Don’t Get Got! is a game in which players must keep quiet and make tactical manoeuvres to win. Up to eight players can take part in this contest of espionage. Each person gets given a plastic wallet, which they can fold up and keep in their pocket. Six unique mission cards are handed out to each person and inserted into their wallet. A player must complete three out of six missions first to win the game.

You can be as creative or as dirty as you like in completing missions, which are an interesting mix of easy ones like “Get a player to give you a hug” to the downright difficult – “Claim you saw someone famous the other day who is dead. Get a player to call you out on it.” If you succeed, you take your mission card and fold it in half with the side reading “Nailed it” and place it smugly back in your wallet. Sometimes strategies don’t always play out the way you intend. If a player calls you out on a mission you forfeit and turn your card to display “Failed it”.

With so many individual missions, no one knows what results in a win for someone else but there is one mission that all competitors share: ask a player “Guess what?” If they forget themselves and reply “What?” you can flip that mission card over and gloat. A great feature of this game is that there is no time limit. You can start this game and carry on playing other games if you want, or you can appease your kids by playing with them while still managing to juggle home schooling, home working and preparing dinner. It’s a race but a marathon, not a sprint.

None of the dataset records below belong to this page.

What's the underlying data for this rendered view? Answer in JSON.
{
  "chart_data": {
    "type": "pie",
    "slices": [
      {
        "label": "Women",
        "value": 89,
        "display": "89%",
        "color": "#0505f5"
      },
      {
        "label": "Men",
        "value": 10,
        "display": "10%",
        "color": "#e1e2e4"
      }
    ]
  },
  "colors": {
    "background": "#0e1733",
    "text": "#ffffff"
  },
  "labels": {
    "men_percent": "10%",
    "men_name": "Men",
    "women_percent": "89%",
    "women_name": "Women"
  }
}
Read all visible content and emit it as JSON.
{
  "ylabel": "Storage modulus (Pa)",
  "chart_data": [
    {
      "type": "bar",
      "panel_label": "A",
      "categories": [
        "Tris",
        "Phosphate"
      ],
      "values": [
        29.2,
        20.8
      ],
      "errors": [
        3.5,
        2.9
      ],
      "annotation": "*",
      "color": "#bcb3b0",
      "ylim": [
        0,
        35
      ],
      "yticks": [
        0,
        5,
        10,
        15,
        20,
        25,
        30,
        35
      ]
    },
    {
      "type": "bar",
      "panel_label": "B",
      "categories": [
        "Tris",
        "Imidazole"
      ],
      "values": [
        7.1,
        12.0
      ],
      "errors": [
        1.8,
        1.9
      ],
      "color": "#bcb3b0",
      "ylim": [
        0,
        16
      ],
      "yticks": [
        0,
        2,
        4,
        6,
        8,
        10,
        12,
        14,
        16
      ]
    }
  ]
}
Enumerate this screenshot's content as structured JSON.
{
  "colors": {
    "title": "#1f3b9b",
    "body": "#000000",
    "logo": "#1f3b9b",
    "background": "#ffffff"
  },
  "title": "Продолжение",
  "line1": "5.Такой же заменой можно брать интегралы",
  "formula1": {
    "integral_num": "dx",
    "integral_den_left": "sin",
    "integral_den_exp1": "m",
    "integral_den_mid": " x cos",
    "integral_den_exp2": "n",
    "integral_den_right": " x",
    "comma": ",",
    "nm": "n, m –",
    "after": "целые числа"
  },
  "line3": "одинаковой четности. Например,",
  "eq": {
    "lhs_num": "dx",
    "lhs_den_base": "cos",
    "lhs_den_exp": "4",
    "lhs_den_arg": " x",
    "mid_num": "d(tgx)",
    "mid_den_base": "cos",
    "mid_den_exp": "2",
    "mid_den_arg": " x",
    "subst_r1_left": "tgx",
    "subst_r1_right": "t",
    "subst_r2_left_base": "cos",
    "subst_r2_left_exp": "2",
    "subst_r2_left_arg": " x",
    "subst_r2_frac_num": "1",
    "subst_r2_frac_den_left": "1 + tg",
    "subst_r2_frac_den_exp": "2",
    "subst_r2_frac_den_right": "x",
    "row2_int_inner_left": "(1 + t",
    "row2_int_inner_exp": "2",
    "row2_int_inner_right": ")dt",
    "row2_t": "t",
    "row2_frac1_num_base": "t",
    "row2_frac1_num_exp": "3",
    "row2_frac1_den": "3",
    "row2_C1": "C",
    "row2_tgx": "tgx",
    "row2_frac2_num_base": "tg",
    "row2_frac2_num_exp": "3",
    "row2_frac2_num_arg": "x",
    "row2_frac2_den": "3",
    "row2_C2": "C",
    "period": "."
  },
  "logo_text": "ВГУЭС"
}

Some missions are ridiculously hard and might not even be attempted. Having a point system might have combatted this, with the harder missions being worth more. And although the content is family friendly, younger children won’t fully grasp the subtleties of this game and will likely be a bit obvious, or rush through their missions. Overall, Don’t Get Got! is good, competitive fun. It is a fresh concept that can hopefully pave the way for future games of similar tactics.